Interconversione tra plastidi allo stato adulto
Il proplastido può trasformarsi in ezioplastio, in cromoplasto e in amiloplasto, queste tre possono trasformarsi in cloroplasto. La trasformazione del cloroplasto in cromoplasto è un fenomeno di maturazione di molti frutti come il peperone, da frutto acerbo verde a maturo rosso, giallo ecc. A livello cellulare si trasformano in cromoplasti, la clorofilla viene degradata e di conseguenza si evidenziano i carotenoidi che danno la caratteristica colorazione gialla. Altro fenomeno è l'ingiallimento delle foglie, in cui quelli che erano cloroplasti diventano cromoplasti. Altra conversione è quella delle patate, frutti sotterranei (tuberi), se tenute per poco tempo alla luce assumono un colorito verdastro perché gli amiloplasti presenti si convertono in cloroplasti.
Lipidi e proteine vegetali
Le membrane vegetali hanno le stesse caratteristiche di quelle che abbiamo nella cellula animale, con qualche differenza nei tipi di lipidi che troviamo e nelle proteine.

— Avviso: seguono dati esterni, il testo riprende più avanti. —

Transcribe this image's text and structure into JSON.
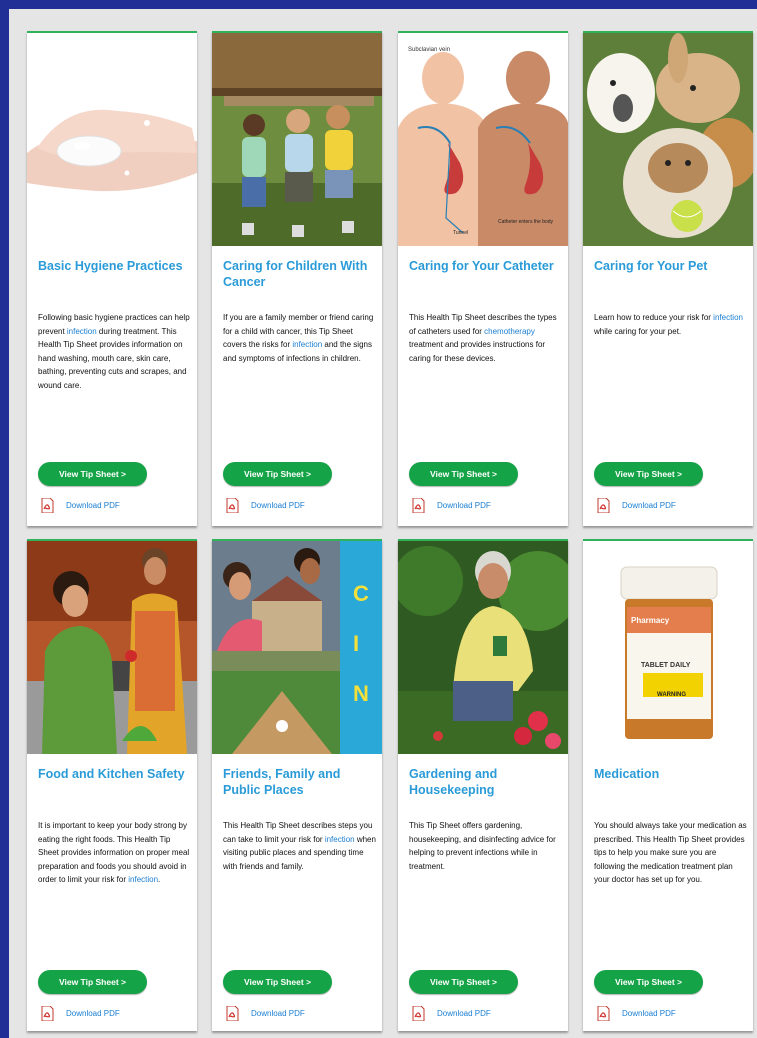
{
  "cards": [
    {
      "title": "Basic Hygiene Practices",
      "desc_before": "Following basic hygiene practices can help prevent ",
      "desc_link": "infection",
      "desc_after": " during treatment. This Health Tip Sheet provides information on hand washing, mouth care, skin care, bathing, preventing cuts and scrapes, and wound care.",
      "button": "View Tip Sheet >",
      "pdf": "Download PDF"
    },
    {
      "title": "Caring for Children With Cancer",
      "desc_before": "If you are a family member or friend caring for a child with cancer, this Tip Sheet covers the risks for ",
      "desc_link": "infection",
      "desc_after": " and the signs and symptoms of infections in children.",
      "button": "View Tip Sheet >",
      "pdf": "Download PDF"
    },
    {
      "title": "Caring for Your Catheter",
      "desc_before": "This Health Tip Sheet describes the types of catheters used for ",
      "desc_link": "chemotherapy",
      "desc_after": " treatment and provides instructions for caring for these devices.",
      "button": "View Tip Sheet >",
      "pdf": "Download PDF"
    },
    {
      "title": "Caring for Your Pet",
      "desc_before": "Learn how to reduce your risk for ",
      "desc_link": "infection",
      "desc_after": " while caring for your pet.",
      "button": "View Tip Sheet >",
      "pdf": "Download PDF"
    },
    {
      "title": "Food and Kitchen Safety",
      "desc_before": "It is important to keep your body strong by eating the right foods. This Health Tip Sheet provides information on proper meal preparation and foods you should avoid in order to limit your risk for ",
      "desc_link": "infection",
      "desc_after": ".",
      "button": "View Tip Sheet >",
      "pdf": "Download PDF"
    },
    {
      "title": "Friends, Family and Public Places",
      "desc_before": "This Health Tip Sheet describes steps you can take to limit your risk for ",
      "desc_link": "infection",
      "desc_after": " when visiting public places and spending time with friends and family.",
      "button": "View Tip Sheet >",
      "pdf": "Download PDF"
    },
    {
      "title": "Gardening and Housekeeping",
      "desc_before": "This Tip Sheet offers gardening, housekeeping, and disinfecting advice for helping to prevent infections while in treatment.",
      "desc_link": "",
      "desc_after": "",
      "button": "View Tip Sheet >",
      "pdf": "Download PDF"
    },
    {
      "title": "Medication",
      "desc_before": "You should always take your medication as prescribed. This Health Tip Sheet provides tips to help you make sure you are following the medication treatment plan your doctor has set up for you.",
      "desc_link": "",
      "desc_after": "",
      "button": "View Tip Sheet >",
      "pdf": "Download PDF"
    }
  ],
  "image_labels": {
    "catheter_top": "Subclavian vein",
    "catheter_right": "Catheter enters the body",
    "catheter_bottom": "Tunnel",
    "medication_pharmacy": "Pharmacy",
    "medication_daily": "TABLET DAILY",
    "medication_warning": "WARNING"
  },
  "colors": {
    "background": "#1f2f95",
    "panel": "#e5e5e5",
    "accent_green": "#15a347",
    "card_top_border": "#2fb25a",
    "title_blue": "#2a9bd8",
    "link_blue": "#1a7ed2"
  }
}
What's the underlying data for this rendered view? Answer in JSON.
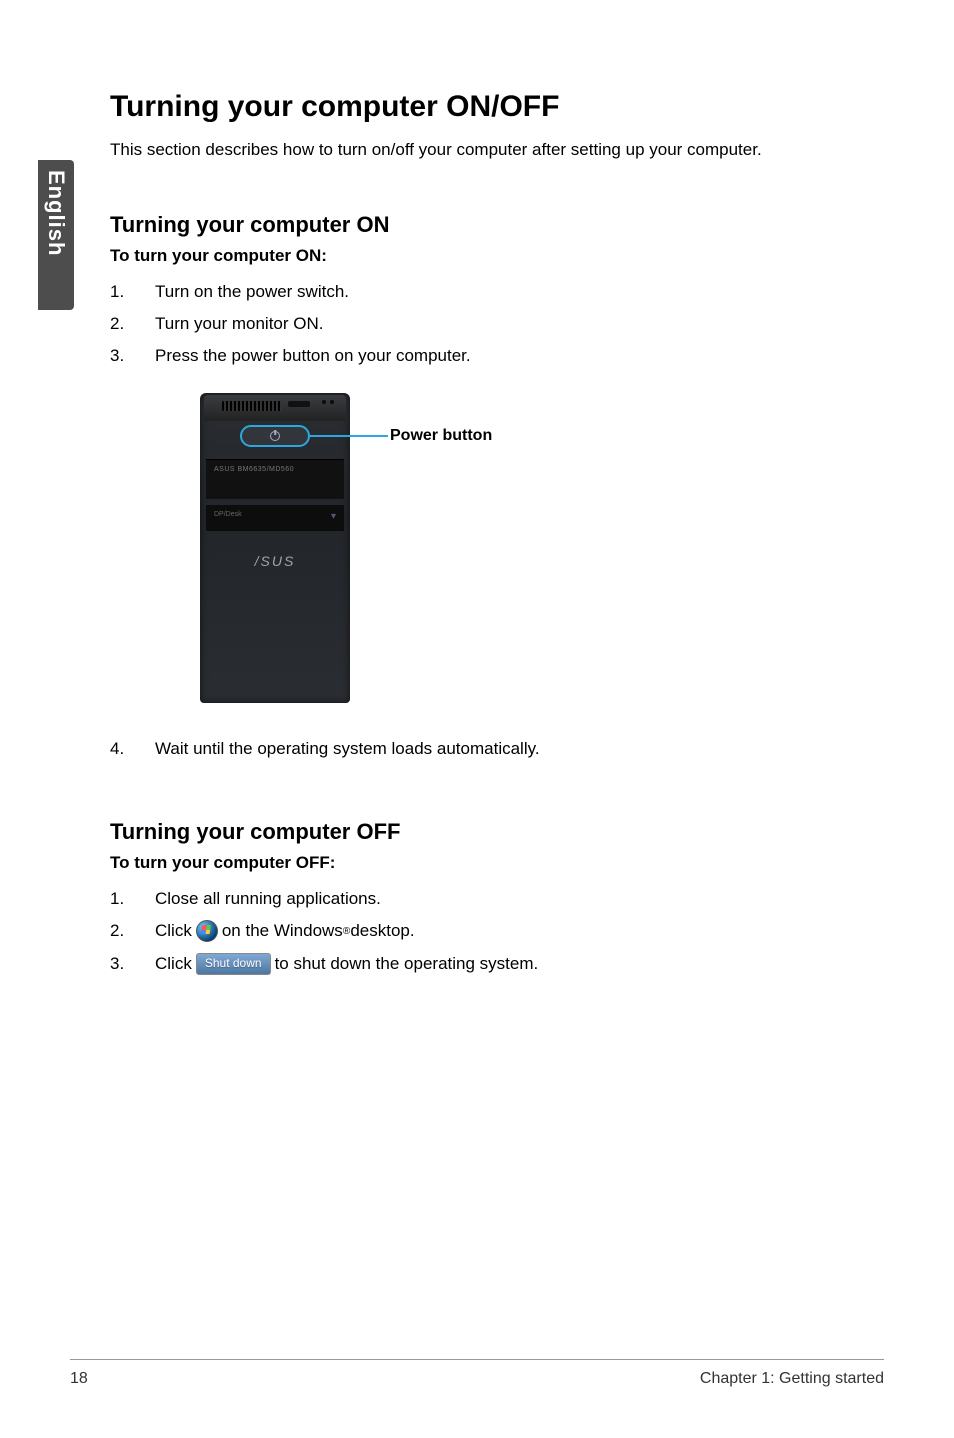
{
  "side_tab": "English",
  "title": "Turning your computer ON/OFF",
  "intro": "This section describes how to turn on/off your computer after setting up your computer.",
  "on": {
    "heading": "Turning your computer ON",
    "lead": "To turn your computer ON:",
    "steps": {
      "s1": {
        "n": "1.",
        "t": "Turn on the power switch."
      },
      "s2": {
        "n": "2.",
        "t": "Turn your monitor ON."
      },
      "s3": {
        "n": "3.",
        "t": "Press the power button on your computer."
      },
      "s4": {
        "n": "4.",
        "t": "Wait until the operating system loads automatically."
      }
    }
  },
  "figure": {
    "callout": "Power button",
    "brand1": "ASUS BM6635/MD560",
    "brand2": "DP/Desk",
    "logo": "/SUS"
  },
  "off": {
    "heading": "Turning your computer OFF",
    "lead": "To turn your computer OFF:",
    "steps": {
      "s1": {
        "n": "1.",
        "t": "Close all running applications."
      },
      "s2": {
        "n": "2.",
        "pre": "Click ",
        "post_a": " on the Windows",
        "post_b": " desktop."
      },
      "s3": {
        "n": "3.",
        "pre": "Click ",
        "btn": "Shut down",
        "post": " to shut down the operating system."
      }
    }
  },
  "footer": {
    "page": "18",
    "chapter": "Chapter 1: Getting started"
  }
}
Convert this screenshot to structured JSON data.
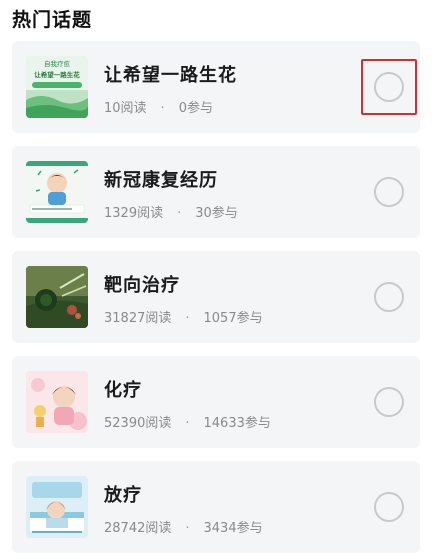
{
  "section": {
    "title": "热门话题"
  },
  "topics": [
    {
      "title": "让希望一路生花",
      "reads": "10阅读",
      "joins": "0参与",
      "thumb_lines": [
        "自我疗愈",
        "让希望一路生花"
      ]
    },
    {
      "title": "新冠康复经历",
      "reads": "1329阅读",
      "joins": "30参与"
    },
    {
      "title": "靶向治疗",
      "reads": "31827阅读",
      "joins": "1057参与"
    },
    {
      "title": "化疗",
      "reads": "52390阅读",
      "joins": "14633参与"
    },
    {
      "title": "放疗",
      "reads": "28742阅读",
      "joins": "3434参与"
    }
  ],
  "separator": "·",
  "colors": {
    "highlight": "#e02a2a",
    "card_bg": "#f4f5f7",
    "radio_border": "#c9c9c9"
  }
}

I trigliceridi delle foglie sono spesso insaturi, mentre quelli di frutti e semi sono di natura varia. Gli oli vegetali sono ricchi di acidi grassi insaturi, le piante di climi caldi producono trigliceridi con più acidi grassi insaturi. I lipidi vegetali contengono steroli vegetali e non colesterolo. Le proteine vegetali tendono a scarseggiare di aminoacidi essenziali: nel mais scarseggia lisina, nei fagioli la metionina. I cereali sono ricchi di aminoacidi solforati mentre le leguminose sono ricche di lisina, quindi una dieta equilibrata prevede l'assunzione di entrambi.
Vacuolo
I vacuoli vegetali sono molto simili alle vescicole animali, ma sono di dimensione maggiore, e svolgono numerose funzioni.
Principali funzioni svolte dal vacuolo nella cellula vegetale
- Riduzione dei mezzi relativi all'amplificazione della superficie di contatto pianta/ambiente e incremento dell'efficienza della pianta nell'acquisizione dei nutrienti.
- Funzione osmotica, insieme al citoplasma e alla parete cellulare:
- Sostegno meccanico (turgore);
- Generazione della forza motrice necessaria per la crescita cellulare;
- Funzionamento degli stomi;
- Movimento di parti della pianta.
- Accumulo di ioni e regolazione della loro concentrazione nel citoplasma e nell'apoplasto. Accumulo, sotto forma di sali, degli acidi organici prodotti dal meccanismo di regolazione del pH citoplasmatico.
- Accumulo di metaboliti con funzione di riserva.
- Accumulo di prodotti del metabolismo secondario.
- Funzioni litiche, funzione di escrezione, omeostatica e vessillifera.
Altre funzioni del vacuolo
Inclusioni solide → cristalli di ossalato di calcio, granuli di aleurone.
Ossalato di calcio
Il succo vacuolare ha un'importanza farmacognostica dei cristalli (ruolo ecologico). Gli alimenti che contengono quantità elevate di acido ossalico sono controindicati per chi soffre di calcoli renali. Il rapporto acido ossalico/calcio è <1 in lattuga, cavolo, pisello, cipolla. Circa 1 in patata e ribes. Raggiunge valori di 7 in bietola.